| Période de fabrication : 1925-1949 | Fabricant : Ch. Noé ; Ch. NOE | |
| Domaines : Physique | Sous-domaines : Electricité | |
| Organisme : Ecole supérieure du porfessoirat des écoles | Ville : Limoges | |
| Modèle : (inconnu) | Matériaux : Bois, Métal |
Description
La bobine de Ruhmkorff fabriquée par Ch. Noé se compose d'un faisceau de fils de fer doux réunis à leurs extrémités par des disques en fer doux et fixé sur un socle en bois. Le faisceau est enveloppé d'un cylindre de matière
isolante autour duquel est enroulé un gros fil de cuivre recouvert de soie dont les tours sont isolés avec de la gomme laque. Cette bobine est surmontée de deux électrodes en cuivre, fixées parallèlement à la bobine et distantes l'une de l'autre de 15 cm. Sur le socle est fixé le trembleur qui est une sorte d'interrupteur.

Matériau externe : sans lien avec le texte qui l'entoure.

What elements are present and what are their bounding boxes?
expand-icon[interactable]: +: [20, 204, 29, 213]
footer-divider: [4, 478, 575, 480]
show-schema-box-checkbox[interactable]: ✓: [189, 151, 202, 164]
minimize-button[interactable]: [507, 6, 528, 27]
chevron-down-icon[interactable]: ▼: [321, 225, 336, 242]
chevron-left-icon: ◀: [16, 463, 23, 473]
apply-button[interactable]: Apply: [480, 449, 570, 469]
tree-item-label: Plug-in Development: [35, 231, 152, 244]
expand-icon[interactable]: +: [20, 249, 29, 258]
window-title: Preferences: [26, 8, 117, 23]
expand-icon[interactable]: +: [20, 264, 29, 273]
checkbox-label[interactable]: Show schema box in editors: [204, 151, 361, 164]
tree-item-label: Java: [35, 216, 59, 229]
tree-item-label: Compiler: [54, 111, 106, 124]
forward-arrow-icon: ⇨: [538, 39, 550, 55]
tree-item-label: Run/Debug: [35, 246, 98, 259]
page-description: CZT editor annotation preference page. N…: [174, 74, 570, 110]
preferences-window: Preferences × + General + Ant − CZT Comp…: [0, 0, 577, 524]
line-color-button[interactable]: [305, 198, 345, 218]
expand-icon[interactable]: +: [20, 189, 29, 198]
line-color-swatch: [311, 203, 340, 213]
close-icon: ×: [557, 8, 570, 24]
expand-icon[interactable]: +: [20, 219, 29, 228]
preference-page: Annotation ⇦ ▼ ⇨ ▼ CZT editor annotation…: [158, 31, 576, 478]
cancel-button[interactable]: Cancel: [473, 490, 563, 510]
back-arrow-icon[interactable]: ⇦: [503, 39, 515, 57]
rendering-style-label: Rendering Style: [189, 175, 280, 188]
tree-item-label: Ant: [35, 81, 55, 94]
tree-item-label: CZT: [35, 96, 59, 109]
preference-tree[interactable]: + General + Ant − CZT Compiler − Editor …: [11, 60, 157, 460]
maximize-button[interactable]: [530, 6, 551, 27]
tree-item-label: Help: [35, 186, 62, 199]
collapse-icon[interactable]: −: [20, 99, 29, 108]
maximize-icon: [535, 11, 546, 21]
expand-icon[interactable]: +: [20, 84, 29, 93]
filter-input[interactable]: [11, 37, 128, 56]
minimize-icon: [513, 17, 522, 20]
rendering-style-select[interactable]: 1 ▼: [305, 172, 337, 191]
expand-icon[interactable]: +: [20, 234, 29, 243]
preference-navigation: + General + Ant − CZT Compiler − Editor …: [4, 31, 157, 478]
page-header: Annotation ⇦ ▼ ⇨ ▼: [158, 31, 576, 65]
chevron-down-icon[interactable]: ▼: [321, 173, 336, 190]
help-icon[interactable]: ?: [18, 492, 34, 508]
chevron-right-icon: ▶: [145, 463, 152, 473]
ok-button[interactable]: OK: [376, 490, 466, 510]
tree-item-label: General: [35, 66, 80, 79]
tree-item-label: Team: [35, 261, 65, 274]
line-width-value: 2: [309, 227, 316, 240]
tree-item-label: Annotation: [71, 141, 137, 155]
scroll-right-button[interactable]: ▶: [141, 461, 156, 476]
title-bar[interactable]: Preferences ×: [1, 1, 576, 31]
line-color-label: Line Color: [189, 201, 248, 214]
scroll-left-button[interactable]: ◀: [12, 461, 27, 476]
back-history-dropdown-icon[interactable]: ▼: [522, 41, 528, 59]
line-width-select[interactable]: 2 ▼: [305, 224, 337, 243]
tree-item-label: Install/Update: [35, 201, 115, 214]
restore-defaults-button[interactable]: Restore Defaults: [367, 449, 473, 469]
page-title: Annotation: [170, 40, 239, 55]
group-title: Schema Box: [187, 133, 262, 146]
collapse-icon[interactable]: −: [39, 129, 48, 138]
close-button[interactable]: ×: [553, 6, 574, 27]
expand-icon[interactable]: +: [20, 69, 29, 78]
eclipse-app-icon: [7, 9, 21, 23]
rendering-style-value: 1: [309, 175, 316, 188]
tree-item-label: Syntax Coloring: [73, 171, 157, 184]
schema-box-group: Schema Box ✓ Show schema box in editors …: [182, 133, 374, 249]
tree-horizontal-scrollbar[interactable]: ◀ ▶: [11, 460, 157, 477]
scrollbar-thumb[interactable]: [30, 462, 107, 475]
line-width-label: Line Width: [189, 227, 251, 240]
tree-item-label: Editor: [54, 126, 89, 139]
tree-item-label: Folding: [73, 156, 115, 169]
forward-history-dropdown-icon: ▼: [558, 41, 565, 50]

La bobine de Ruhmkorff permet, en utilisant un courant de piles de grande intensité mais de faible tension, d’obtenir une haute tension. Le courant continu basse tension circulant dans le circuit primaire permet d’aimanter le noyau de fer doux qui attire la partie mobile du trembleur. Ce dernier sert à interrompre et rétablir alternativement le courant dans le circuit primaire. Le condensateur rend l’interruption du courant la plus brusque possible. Par effet d’induction électromagnétique, il apparaît dans le circuit secondaire une force électromotrice qui s’oppose à la variation brutale de flux magnétique (due à la rupture de courant dans le circuit primaire). Plus la rupture est brutale, plus la force électromotrice est importante : elle peut atteindre plusieurs centaines de milliers de volts. Une surtension apparaît donc dans le circuit secondaire aux bornes de la seconde bobine. Elle peut produire une étincelle entre les deux électrodes si elles sont très proches. Elle peut aussi provoquer des décharges électriques dans les gaz raréfiés ou dans le vide.
Utilisation
Cet instrument a été utilisé pour l'enseignement de l'électicité à l'Ecole normale d'Institutrices de Limoges.